И правильно делают! — хотел воскликнуть Хасинто, но вовремя прикусил язык. Незачем ссориться с мавром. Сеньор его ценит, да и ему лекарь помог, когда рука болела.

— Понятно.

На самом деле, ничего не понятно! Да, Иньиго Рамирес заполучил хорошего врачевателя. Но стоит ли это души и посмертия? Ведь сеньору придется отвечать перед Божьим судом за то, что пригрел язычника.

Ибн Якуб махнул рукой, подзывая Хасинто, и двинулся к дому.

— Добро пожаловать.

Он распахнул правую от прохода дверь. Значит, левая вела к его жене. Постарался лекарь: такой маленький дом все же разделил на две части, как у них, у сарацинов, положено.

Комната ибн Якуба выглядела странно: здесь не было ни стола, ни скамеек, ни табуретов. На полках возле стены лежали книги: свитки и кодексы. Почитать бы!
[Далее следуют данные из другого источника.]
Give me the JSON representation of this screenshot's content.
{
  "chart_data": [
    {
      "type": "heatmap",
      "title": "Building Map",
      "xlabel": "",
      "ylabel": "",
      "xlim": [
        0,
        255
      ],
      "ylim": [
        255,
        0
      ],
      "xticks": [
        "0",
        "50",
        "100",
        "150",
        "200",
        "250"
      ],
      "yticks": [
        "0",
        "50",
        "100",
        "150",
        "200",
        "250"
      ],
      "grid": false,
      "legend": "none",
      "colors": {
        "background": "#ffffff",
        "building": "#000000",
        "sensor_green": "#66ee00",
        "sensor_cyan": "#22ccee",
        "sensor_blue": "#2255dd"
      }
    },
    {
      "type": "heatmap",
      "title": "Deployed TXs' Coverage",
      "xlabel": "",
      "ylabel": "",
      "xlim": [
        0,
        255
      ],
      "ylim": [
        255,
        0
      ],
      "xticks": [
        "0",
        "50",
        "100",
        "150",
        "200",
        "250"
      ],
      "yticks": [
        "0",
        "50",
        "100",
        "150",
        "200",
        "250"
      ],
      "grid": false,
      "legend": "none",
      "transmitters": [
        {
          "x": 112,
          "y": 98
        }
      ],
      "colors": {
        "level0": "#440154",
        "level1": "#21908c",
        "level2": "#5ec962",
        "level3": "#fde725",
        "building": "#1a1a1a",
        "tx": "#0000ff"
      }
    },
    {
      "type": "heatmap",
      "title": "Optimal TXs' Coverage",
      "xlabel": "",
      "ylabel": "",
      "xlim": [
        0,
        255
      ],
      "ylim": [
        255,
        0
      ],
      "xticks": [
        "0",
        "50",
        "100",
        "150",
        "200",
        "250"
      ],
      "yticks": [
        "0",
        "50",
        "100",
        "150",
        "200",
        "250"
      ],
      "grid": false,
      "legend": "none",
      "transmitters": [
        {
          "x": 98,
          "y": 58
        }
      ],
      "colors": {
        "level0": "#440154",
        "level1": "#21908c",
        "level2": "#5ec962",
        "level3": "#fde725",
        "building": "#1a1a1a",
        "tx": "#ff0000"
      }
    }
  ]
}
Но просить у мавра стеснительно, к тому же многие из них, если не все, наверняка написаны по-сарацински.

На толстом сером сукне, застилающем пол, были разбросаны подушки и торчали несколько цветастых валиков. Ибн Якуб опустился на один из них, а второй придвинул к себе и, кивнув на него, сказал:

— Садитесь.

Хасинто послушался.

— Ну, что с вами приключилось, юный идальго? В чем хворь?

— Ни в чем. Я бы не стал вас беспокоить, но дон Иньиго велел.

— Разве просто так ему показалось, что вы захворали?

— Нет… Наверное, нет. Он потрогал мой лоб, сказал, что горячий.

Ну не рассказывать же мавру, как дурно Хасинто сражался и как опозорился!

— Ясно… — протянул врачеватель и приложил ладонь к его лбу.

Противно! А ведь когда прикасался сеньор, было даже приятно.

Дерьмо! Он опять не о том думает!

Ибн Якуб припал ухом к его груди, замер, потом отстранился и велел открыть рот. Заглянул в него и пробормотал:

— Да вроде вы в порядке… Может, просто солнце голову напекло?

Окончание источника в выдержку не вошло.